I am currently experiencing a lot of things, most of these experiences are positive and moving me in ways that I have never been moved before. Yet, as all this is happening I still wake up in the morning asking myself why I have not disappeared yet? On most days I feel like crying, hoping that each drop aborts the negativity that I feel inside. But I know that it does not work that way.
When I was younger I would pack my bags during summer holidays and would pretend that I was going on a journey. I would pack a blanket, my favourite outfit, a pocket knife (that I “borrowed” from my dad’s office), a notebook, my pencil case filled with gel pens and a cuddly stuffed dog toy. I would then be on the lookout for my parents and siblings and would make sure that nobody would notice me leaving. When I was sure that nobody would know that I was gone, I would sneak out. We lived in a gated community. There were several lanes of houses and I would always enter the second lane and walk till the end of the road where there was a huge brick wall. I would lay out my blanket and sit under a tree and wait. I would wait for someone to come looking for me. Sometimes I would cry under the tree, but still, nobody came. Nobody ever came. At one point I would wait and hope that I would somehow disappear. Other times I would wish for a hero to come along. I was 12 years old.
My hero came in the form of writing. There were these sentences that would form in my head and I would write them down. The things that were all around me suddenly could speak to me through writing. Like the sunflowers that were growing in our garden suddenly became children of a mother that called her children sunflowers that woke at sunrise and fell asleep as the sunset.

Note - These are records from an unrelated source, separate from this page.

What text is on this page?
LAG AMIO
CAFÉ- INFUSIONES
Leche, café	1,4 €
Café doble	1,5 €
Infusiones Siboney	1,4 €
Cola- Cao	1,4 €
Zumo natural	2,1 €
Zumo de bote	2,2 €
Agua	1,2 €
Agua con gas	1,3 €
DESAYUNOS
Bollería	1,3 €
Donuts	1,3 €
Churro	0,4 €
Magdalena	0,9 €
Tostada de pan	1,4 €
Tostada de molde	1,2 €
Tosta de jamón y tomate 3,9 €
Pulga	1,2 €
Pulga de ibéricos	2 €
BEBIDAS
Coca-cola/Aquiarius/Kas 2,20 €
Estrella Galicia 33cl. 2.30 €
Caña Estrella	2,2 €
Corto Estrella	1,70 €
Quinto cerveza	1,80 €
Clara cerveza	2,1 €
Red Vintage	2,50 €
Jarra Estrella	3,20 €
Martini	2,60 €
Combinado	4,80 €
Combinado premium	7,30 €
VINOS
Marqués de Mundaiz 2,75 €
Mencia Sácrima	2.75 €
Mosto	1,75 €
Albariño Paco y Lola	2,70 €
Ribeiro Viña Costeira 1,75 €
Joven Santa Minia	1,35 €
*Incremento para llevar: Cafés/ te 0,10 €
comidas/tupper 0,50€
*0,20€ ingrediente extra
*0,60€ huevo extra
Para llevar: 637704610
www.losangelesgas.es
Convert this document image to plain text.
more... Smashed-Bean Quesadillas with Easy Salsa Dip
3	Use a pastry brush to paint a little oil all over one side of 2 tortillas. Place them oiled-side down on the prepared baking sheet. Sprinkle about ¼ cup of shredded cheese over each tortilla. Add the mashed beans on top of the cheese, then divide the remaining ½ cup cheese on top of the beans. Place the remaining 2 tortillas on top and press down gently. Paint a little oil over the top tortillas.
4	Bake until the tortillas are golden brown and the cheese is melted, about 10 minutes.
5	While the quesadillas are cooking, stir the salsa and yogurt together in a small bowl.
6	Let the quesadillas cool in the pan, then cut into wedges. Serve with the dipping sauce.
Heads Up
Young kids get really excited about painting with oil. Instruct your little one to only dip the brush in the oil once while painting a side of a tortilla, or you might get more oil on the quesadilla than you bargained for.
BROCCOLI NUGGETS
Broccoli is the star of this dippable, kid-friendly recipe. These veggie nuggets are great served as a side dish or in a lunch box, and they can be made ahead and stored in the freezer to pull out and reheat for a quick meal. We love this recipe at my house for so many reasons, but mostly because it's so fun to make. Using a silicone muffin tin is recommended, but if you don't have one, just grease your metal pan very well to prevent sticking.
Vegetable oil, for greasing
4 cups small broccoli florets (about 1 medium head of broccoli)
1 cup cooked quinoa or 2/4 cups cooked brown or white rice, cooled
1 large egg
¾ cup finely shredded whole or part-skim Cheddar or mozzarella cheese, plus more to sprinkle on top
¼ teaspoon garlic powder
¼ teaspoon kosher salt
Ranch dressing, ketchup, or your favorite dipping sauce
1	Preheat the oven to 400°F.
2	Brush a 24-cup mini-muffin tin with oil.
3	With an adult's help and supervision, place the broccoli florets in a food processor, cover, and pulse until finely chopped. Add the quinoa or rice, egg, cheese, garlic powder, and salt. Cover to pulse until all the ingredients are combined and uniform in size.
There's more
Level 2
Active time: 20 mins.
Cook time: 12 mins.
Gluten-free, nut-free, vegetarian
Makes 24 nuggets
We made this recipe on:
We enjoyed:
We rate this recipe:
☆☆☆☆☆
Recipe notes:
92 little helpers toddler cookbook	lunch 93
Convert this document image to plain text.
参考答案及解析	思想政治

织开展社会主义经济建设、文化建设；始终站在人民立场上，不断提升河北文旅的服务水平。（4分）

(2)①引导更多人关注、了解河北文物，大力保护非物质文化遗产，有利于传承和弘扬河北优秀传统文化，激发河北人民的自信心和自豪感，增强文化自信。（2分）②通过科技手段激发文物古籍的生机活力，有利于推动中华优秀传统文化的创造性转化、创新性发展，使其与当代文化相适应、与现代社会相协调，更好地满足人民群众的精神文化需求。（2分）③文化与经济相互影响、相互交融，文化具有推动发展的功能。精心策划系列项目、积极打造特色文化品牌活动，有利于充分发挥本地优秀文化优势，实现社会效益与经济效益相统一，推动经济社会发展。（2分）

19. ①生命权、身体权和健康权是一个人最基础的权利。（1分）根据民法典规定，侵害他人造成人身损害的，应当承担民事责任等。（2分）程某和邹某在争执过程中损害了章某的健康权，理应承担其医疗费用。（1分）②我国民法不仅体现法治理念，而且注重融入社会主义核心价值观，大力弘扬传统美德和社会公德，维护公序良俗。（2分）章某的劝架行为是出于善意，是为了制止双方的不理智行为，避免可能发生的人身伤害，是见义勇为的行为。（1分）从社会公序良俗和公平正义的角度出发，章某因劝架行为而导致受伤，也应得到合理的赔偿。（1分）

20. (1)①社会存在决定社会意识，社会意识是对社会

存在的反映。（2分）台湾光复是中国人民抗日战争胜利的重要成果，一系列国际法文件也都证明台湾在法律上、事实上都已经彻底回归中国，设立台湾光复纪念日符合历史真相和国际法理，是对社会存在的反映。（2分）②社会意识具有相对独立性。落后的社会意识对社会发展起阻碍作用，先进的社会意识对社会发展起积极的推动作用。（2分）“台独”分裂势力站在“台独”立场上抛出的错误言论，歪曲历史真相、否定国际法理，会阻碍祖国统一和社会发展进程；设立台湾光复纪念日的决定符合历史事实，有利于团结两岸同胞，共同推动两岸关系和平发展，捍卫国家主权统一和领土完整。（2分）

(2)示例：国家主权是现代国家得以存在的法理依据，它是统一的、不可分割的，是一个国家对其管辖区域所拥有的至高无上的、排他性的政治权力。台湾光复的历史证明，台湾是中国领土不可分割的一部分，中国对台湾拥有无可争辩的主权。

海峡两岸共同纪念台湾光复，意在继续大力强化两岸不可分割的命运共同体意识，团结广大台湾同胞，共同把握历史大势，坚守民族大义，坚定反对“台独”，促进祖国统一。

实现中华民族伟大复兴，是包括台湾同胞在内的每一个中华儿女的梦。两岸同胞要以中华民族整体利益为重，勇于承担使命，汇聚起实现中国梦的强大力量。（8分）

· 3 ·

Writing has brought me to connect with so many wonderful people. And I am so grateful for this, even if my depression can’t be written away.
One very impactful meeting in my life happened last night. As some of you know in September I will start a creative writing program. Last night, I had dinner with Professor Ngũgĩ wa Thiong’o and he wished me luck on my writing journey and he also shared a lot of wisdom with me. He spoke about how the core of bullying lies in the act of making the victim hate something about their body. When the bully makes the victim hate a part of their body, that part of the body then becomes an internal weapon of self-destruction. As the bully turns one’s body against oneself.
I feel like my body is a self-harming weapon because of how parts of myself have been criticised in the past. Like the fact that I did not have a mother made me a rotten child, a child with no manners, A child without a backbone, I think that’s why I always hope to fit in and to be liked. Its like I stretch myself and mould my body into an unholdable posture and try to hold on for so long even when it is no longer good for me to hold on. As a child, I was seeking attention, because I was ignored a lot. That’s why I would disappear and wait for someone to notice. When I would cry or self-harm my guardians would say “You just want attention, well guess what we don’t care, and you will not get attention from us”.
Starting a GoFundMe and performing my poetry has really shown me the wounds that this body that is fighting against itself has inflicted. I am truly grateful to everyone that has shown and is showing me love and attention. Yet, I also feel how this body is still fighting against itself. I have so many weapons in me that I must destroy and turn into instruments of love and healing.
Maybe all these moves and changes will give me the superpower to turn knives into flowers and become my own hero for a while.